Thus, we may decide an appeal challenging the district court's legal determination that the defendant's actions violated a constitutional right or that the right was clearly established. Id. We may also decide an appeal challenging a legal aspect of the district court's factual determinations, such as whether the district court properly assessed the incontrovertible record evidence. See Plumhoff v. Rickard, 572 U.S. ––––, 134 S.Ct. 2012, 2019, 188 L.Ed.2d 1056 (2014) ; Roberson v. Torres, 770 F.3d 398, 402 (6th Cir.2014). And we may decide, as a legal question, an appeal challenging the district court's factual determination insofar as the challenge contests that determination as “blatantly contradicted by the record, so that no reasonable jury could believe it.” Scott v. Harris, 550 U.S. 372, 380, 127 S.Ct. 1769, 167 L.Ed.2d 686 (2007) ; Plumhoff, 134 S.Ct. at 2020 ; Roberson, 770 F.3d at 402 ; Austin v. Redford Twp. Police Dept., 690 F.3d 490, 496 (6th Cir.2012) (“In exceptional circumstances, an appellate court may overrule a district court's determination that a factual dispute exists where evidence in the record establishes that the determination is ‘blatantly and demonstrably false.’ (relying on Bishop v. Hackel, 636 F.3d 757, 769 (6th Cir.2011) )).

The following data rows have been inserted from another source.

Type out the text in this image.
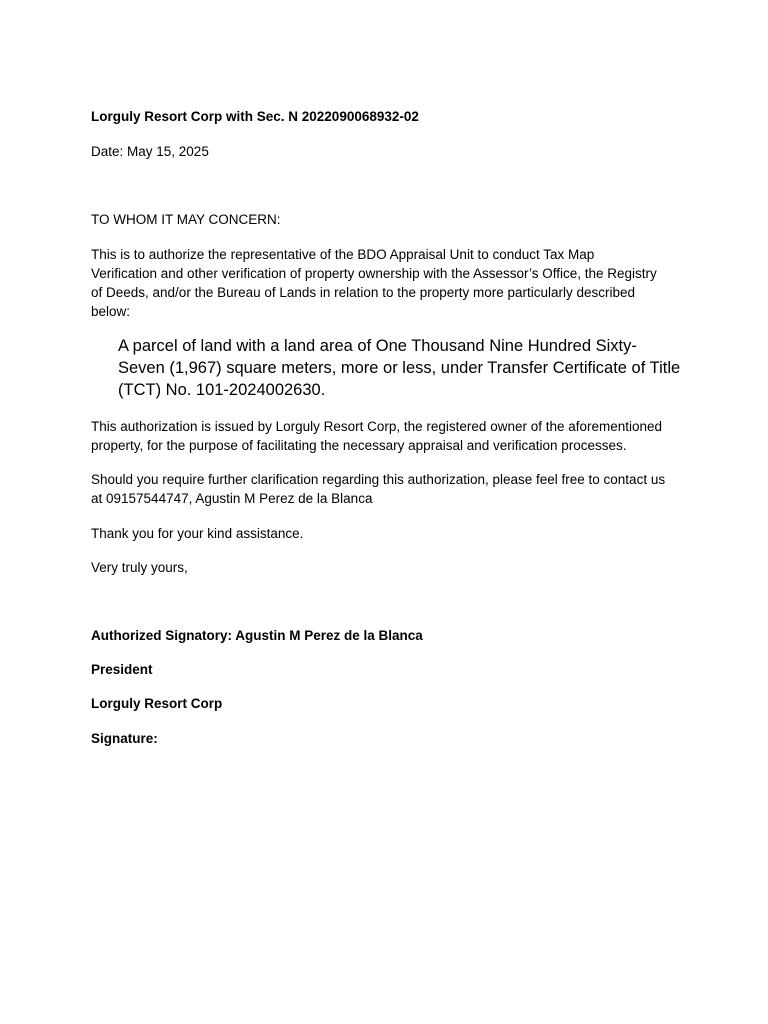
Lorguly Resort Corp with Sec. N 2022090068932-02

Date: May 15, 2025

TO WHOM IT MAY CONCERN:

This is to authorize the representative of the BDO Appraisal Unit to conduct Tax Map
Verification and other verification of property ownership with the Assessor’s Office, the Registry
of Deeds, and/or the Bureau of Lands in relation to the property more particularly described
below:
A parcel of land with a land area of One Thousand Nine Hundred Sixty-
Seven (1,967) square meters, more or less, under Transfer Certificate of Title
(TCT) No. 101-2024002630.
This authorization is issued by Lorguly Resort Corp, the registered owner of the aforementioned
property, for the purpose of facilitating the necessary appraisal and verification processes.
Should you require further clarification regarding this authorization, please feel free to contact us
at 09157544747, Agustin M Perez de la Blanca

Thank you for your kind assistance.

Very truly yours,

Authorized Signatory: Agustin M Perez de la Blanca

President

Lorguly Resort Corp

Signature:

We may not, however, decide an appeal challenging the district court's determination of ‘evidence sufficiency,’ i.e., which facts a party may, or may not, be able to prove at trial.” Johnson v. Jones, 515 U.S. 304, 313, 115 S.Ct. 2151, 132 L.Ed.2d 238 (1995). Because such a challenge is purely fact-based, lacking any issue of law, it “does not present a legal question in the sense in which the term was used in Mitchell, Plumhoff, 134 S.Ct. at 2019, and is therefore not an appealable “final decision” within the meaning of 28 U.S.C. § 1291. These types of prohibited fact-based (“evidence sufficiency”) appeals challenge directly the plaintiff's allegations (and the district court's acceptance) of “what [actually] occurred [ ] or why an action was taken or omitted,” Ortiz v. Jordan, 562 U.S. 180, 190, 131 S.Ct. 884, 178 L.Ed.2d 703 (2011), who did it, Johnson, 515 U.S. at 307, 115 S.Ct. 2151, or “nothing more than whether the evidence could support a [jury's] finding that particular conduct occurred,” Behrens v. Pelletier, 516 U.S. 299, 313, 116 S.Ct. 834, 133 L.Ed.2d 773 (1996). We have also held that a defendant may not challenge the inferences the district court draws from those facts, as that too is a prohibited fact-based appeal. Romo v. Largen, 723 F.3d 670, 673–74 (6th Cir.2013).1 As a rule, we either dismiss these fact-based (“evidence sufficiency”) appeals for lack of jurisdiction or excise the prohibited challenge. See Behrens, 516 U.S. at 312–13, 116 S.Ct. 834 (“Denial of summary judgment often includes a determination that there are controverted issues of material fact and Johnson surely does not mean that every such denial of summary judgment is nonappealable.” (internal citation omitted)).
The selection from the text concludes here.